Hyundai shows off all-new NEXO and hydrogen fleet to world economics congress

Hyundai has carted its all-new NEXO FCEV – that’s a hydrogen fuel cell electric vehicle, if you didn’t already know – to the 13th World Congress of the Econometric Society in Seoul. Think of it as a sort of Bilderberg for academics, policy mandarins and Nobel types to chew over economic policy. Not the usual launch for a new car, then.
On the stand is a full sweep of the company’s hydrogen hardware. There’s the new NEXO itself, naturally, flanked by the XCIENT fuel cell truck and Hyundai’s Elec City and Universe fuel cell buses, the firm also makes.
The all-new NEXO
The SUV is the centrepiece, first launched back in 2018. The NEXO was Hyundai’s dedicated hydrogen model – a successor to the Tucson FCEV – and this is its first complete redesign in seven years.
This new version, revealed in April 2025, arrives with what Hyundai calls its “Art of Steel” design language – a slightly martial name for a family SUV – adorning a pair of signature ‘HTWO’ lamps up front.
Under the skin, Hyundai is quoting more than 700 kilometres (435 miles) of range on the Korean test cycle, and a total system output of 190 kW – about 255 ‘osses, in old money. Performance figures usefully up on the outgoing model’s measly 120 kW.

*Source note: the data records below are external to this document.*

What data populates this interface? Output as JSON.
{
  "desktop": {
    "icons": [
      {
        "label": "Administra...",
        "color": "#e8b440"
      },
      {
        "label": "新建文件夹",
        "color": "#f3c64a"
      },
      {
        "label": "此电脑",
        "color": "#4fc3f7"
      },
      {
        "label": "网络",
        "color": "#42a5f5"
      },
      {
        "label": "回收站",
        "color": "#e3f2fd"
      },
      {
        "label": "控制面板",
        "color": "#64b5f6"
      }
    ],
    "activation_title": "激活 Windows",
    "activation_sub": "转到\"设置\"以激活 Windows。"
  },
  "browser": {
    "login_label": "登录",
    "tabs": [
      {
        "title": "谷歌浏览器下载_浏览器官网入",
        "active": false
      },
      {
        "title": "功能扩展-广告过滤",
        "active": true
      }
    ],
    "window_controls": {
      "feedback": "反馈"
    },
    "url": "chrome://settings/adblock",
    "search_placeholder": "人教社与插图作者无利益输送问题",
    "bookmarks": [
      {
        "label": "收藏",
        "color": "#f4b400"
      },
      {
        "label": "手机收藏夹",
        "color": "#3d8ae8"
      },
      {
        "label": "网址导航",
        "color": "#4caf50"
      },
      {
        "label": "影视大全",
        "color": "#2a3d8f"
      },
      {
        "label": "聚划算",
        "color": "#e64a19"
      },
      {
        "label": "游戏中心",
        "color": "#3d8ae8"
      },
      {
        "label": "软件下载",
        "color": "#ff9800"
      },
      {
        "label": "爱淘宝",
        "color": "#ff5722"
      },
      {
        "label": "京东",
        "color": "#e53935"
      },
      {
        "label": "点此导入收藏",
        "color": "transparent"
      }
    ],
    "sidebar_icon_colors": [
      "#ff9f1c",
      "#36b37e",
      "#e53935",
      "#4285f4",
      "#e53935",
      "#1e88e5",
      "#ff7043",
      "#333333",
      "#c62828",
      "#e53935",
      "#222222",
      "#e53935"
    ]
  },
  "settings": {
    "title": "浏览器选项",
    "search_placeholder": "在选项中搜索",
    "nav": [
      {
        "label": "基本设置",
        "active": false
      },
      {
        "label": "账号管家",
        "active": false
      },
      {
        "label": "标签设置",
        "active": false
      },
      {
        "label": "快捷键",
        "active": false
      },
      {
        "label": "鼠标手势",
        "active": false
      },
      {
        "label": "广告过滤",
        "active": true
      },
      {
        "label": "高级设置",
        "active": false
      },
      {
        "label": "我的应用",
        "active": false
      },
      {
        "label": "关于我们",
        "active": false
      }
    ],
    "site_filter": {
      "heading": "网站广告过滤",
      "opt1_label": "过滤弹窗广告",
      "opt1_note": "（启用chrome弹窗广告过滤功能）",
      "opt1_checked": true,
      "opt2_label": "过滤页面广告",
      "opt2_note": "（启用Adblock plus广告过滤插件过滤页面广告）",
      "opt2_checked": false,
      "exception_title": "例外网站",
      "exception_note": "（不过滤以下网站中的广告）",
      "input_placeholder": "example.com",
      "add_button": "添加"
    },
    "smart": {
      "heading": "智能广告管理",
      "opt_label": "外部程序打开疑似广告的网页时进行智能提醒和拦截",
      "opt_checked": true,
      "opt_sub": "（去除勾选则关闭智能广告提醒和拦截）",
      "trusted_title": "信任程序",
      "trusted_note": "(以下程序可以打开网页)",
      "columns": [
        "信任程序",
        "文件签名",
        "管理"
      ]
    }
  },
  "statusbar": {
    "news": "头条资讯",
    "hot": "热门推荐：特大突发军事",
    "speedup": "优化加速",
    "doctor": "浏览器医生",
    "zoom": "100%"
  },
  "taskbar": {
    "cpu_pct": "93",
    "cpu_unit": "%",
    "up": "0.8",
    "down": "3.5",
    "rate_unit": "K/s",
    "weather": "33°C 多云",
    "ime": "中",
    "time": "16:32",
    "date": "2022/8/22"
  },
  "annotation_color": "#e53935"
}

Safety systems have been upgraded too, and the cabin uses more ecological and sustainable materials than before – perhaps a nod to the fact that early adopters purchasing zero emissions vehicles are likely to care about such things.
HTWO, economics, and the wider play
Hyundai is showing all this under its HTWO hydrogen-specific sub-brand, which is supposed to cover the entire hydrogen value chain, from production, storage, distribution and utilisation.
To hammer the point home, the stand also highlights two pilot projects – one being a biogas-to-hydrogen facility in Chungju, and a green hydrogen electrolysis plant in Buan. Riveting stuff, if you’re into that sort of thing.
The choice of venue is telling. The Econometric Society congress only happens once every five years and is billed as the largest international academic gathering in economics.
It’s not a motor show by any stretch of the imagination, but an attempt, one assumes, by Hyundai to plant hydrogen firmly in front of the sort of people who influence industrial policy and infrastructure investment.